As a PhD student in Machine Learning, I have noticed there is a pattern of distraction that seems to happen more often than any other. I will refer to it as the “barrier of uncertainty”. It goes something like this.
I’m working on a piece of code or on some experiments, and things are going smoothly. Suddenly I hit a roadblock, where there is a strange bug in my code that I can’t seem to figure out, an experiment that mysteriously doesn’t work, or I just found some result that calls into question my whole project. Even though this type of thing is the bread and butter of a researcher, it usually has catastrophic consequences for my productivity.
As I run into one of these problems, my brain’s immediate reaction is to try to find comfort in a distraction. Maybe reach for the phone, maybe check what’s on /r/wallstreetbets, or maybe check what’s the latest Twitter outrage. The task seems too hard for my brain to properly process, and I immediately lose all motivation to keep working. More worryingly, this happens regardless of the actual difficulty of the problem - it’s not like I only check my phone when the solving the Riemann Hypothesis is a requirement for finishing my paper.
It seems that the very existence of a roadblock pushes my brain to crave procrastination. More often than not, this results in nothing being done for the rest of the day, as I can’t shake off the feeling that I should be solving this problem (as it is a requirement for me to move forward), but at the same time knowing that there might a huge mountain to climb saps off all my mental energy.
I am still very much trying to figure out how to best overcome the inertia that comes with knowing that I have to tackle a really hard problem for which I do not the full solution in advance (or for which a solution might not even exist), but I wanted to share a method that has been working for me.
When I run into a problem and I see my brain retreating, I make a list with all the steps needed to complete the task - the ones I can think of, at least. The more specific the better. This turns an otherwise seemingly gargantuan task into many tiny tasks. In my experience, most of these smaller tasks will be much more manageable, so instead of thinking “Today I’ll solve problem A”, I think “Today I’ll do task B”. Since B is very short and self-contained, it doesn’t cause the same “I’d rather be in a wrestling cage with a gorilla than think about problem A”-reaction.
When I follow this strategy, what often ends up happening is that once I get started on the first task, positive momentum builds, and I end up tackling many more of the tasks than I had anticipated. Soon enough, the whole problem has been solved, or if it turns out to be unsolvable or misguided, at least I found out, which is also progress - I wouldn’t have found out had I not started.

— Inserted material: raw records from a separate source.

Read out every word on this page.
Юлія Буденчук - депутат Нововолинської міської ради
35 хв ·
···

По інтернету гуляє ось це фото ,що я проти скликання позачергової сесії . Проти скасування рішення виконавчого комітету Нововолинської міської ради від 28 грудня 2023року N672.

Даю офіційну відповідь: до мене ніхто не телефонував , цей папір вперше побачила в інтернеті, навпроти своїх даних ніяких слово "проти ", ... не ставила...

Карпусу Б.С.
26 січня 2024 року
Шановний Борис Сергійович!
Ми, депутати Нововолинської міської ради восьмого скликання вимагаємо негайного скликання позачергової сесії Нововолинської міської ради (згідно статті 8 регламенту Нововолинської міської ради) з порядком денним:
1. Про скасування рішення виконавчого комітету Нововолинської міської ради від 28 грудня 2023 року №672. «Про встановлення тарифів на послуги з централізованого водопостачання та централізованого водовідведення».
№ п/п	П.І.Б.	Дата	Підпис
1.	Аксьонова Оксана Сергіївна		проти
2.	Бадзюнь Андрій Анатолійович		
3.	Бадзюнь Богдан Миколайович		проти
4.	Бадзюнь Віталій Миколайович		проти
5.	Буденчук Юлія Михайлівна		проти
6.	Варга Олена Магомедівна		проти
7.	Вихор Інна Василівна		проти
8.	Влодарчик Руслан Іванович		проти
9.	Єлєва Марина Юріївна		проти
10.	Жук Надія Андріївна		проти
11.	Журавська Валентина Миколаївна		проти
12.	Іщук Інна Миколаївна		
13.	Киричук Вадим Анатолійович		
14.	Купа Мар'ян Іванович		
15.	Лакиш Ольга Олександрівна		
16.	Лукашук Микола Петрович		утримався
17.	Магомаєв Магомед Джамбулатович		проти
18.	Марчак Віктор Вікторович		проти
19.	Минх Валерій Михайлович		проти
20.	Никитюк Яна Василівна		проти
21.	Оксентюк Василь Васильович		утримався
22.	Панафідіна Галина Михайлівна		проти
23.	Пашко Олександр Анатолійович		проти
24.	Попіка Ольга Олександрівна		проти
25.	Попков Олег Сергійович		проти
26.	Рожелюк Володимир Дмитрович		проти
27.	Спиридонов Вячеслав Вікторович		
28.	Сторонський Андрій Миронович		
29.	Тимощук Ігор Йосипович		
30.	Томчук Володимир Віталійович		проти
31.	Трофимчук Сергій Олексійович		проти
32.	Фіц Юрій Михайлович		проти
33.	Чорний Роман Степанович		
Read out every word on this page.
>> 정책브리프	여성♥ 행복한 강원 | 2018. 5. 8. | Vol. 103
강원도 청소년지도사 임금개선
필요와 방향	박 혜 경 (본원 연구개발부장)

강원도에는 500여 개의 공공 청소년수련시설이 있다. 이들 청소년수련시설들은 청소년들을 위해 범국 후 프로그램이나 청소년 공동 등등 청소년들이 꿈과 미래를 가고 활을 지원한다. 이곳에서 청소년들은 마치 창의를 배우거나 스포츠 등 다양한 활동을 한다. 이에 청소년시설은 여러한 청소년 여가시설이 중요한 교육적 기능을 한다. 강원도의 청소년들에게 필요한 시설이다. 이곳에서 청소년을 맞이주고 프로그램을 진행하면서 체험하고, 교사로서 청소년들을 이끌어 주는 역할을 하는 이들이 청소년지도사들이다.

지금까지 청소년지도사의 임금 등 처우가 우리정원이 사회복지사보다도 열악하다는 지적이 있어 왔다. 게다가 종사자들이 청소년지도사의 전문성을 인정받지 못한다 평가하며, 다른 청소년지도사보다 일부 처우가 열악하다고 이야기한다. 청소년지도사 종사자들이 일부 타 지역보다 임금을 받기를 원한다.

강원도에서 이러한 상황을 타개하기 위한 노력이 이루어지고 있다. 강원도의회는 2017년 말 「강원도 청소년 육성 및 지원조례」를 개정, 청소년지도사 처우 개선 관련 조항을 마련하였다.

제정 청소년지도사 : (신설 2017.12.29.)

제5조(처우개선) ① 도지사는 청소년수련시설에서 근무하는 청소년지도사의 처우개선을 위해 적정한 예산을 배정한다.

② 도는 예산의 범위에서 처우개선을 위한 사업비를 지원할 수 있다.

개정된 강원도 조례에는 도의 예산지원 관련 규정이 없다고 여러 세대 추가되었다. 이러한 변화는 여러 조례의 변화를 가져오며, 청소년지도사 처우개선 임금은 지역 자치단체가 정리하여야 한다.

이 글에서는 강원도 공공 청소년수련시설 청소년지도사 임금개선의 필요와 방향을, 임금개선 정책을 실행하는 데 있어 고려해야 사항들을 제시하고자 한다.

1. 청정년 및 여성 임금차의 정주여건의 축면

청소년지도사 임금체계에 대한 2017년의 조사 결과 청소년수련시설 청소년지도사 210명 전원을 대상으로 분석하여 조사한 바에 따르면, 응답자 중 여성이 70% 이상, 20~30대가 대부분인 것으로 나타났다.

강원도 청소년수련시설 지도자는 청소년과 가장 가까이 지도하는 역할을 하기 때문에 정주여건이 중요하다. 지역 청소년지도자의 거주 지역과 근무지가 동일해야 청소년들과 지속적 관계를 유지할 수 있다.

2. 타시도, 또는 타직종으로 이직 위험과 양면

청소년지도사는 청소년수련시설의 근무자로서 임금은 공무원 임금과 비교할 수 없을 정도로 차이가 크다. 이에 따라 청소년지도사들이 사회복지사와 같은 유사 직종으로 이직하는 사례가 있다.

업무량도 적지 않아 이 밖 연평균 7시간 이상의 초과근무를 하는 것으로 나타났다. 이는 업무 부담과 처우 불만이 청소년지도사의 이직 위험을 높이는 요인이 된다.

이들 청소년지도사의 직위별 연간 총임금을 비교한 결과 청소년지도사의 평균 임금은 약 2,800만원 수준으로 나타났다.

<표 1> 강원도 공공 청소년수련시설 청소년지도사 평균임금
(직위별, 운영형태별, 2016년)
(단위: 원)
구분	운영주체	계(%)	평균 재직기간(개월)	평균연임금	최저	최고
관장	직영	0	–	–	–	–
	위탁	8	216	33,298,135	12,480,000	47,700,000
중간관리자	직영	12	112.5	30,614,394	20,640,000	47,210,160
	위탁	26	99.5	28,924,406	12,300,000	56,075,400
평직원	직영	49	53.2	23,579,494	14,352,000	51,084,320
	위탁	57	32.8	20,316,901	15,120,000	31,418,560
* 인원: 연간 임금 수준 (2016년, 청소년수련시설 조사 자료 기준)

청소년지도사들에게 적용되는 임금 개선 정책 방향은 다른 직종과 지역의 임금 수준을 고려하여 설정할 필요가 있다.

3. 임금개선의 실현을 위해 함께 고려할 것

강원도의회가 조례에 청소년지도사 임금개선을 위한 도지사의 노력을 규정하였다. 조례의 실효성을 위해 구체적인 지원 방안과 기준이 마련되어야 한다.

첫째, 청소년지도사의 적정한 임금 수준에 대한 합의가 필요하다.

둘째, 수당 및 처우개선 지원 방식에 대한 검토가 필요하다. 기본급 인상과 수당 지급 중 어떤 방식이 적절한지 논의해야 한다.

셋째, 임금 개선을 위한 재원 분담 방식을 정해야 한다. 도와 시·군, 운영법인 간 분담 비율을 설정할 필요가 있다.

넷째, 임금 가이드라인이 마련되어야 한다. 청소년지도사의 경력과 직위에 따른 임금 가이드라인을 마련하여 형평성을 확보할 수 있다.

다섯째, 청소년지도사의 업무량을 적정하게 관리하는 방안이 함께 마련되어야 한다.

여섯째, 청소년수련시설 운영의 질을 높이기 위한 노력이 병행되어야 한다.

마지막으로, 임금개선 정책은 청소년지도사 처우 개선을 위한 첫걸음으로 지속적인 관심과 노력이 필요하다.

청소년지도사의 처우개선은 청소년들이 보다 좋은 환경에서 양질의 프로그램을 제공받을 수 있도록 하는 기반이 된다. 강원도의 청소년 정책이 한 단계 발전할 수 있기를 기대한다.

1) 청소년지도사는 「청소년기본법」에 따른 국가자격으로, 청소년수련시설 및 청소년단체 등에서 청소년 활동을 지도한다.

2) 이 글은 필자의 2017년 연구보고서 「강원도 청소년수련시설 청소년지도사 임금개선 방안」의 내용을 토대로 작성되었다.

This type of action point list isn’t anything new if you work at a company. If you are an engineer, you will have a manager who will help you determine long-term goals, define daily or weekly objectives, and formulate exact To-Do lists to achieve them. If you get stuck, you can always ask for help, as your manager/team will likely be heavily invested in unblocking your progress. In academia, however, work is much more self-guided, with your supervisors or collaborators helping you define high-level objectives, but the nitty gritty of the implementation is up to you. This means you have to micro-manage yourself. Writing highly-specific action points allows you to act as your own manager, and then all you have to do is follow the steps that your “manager” proposed. It’s like roleplaying for PhD students.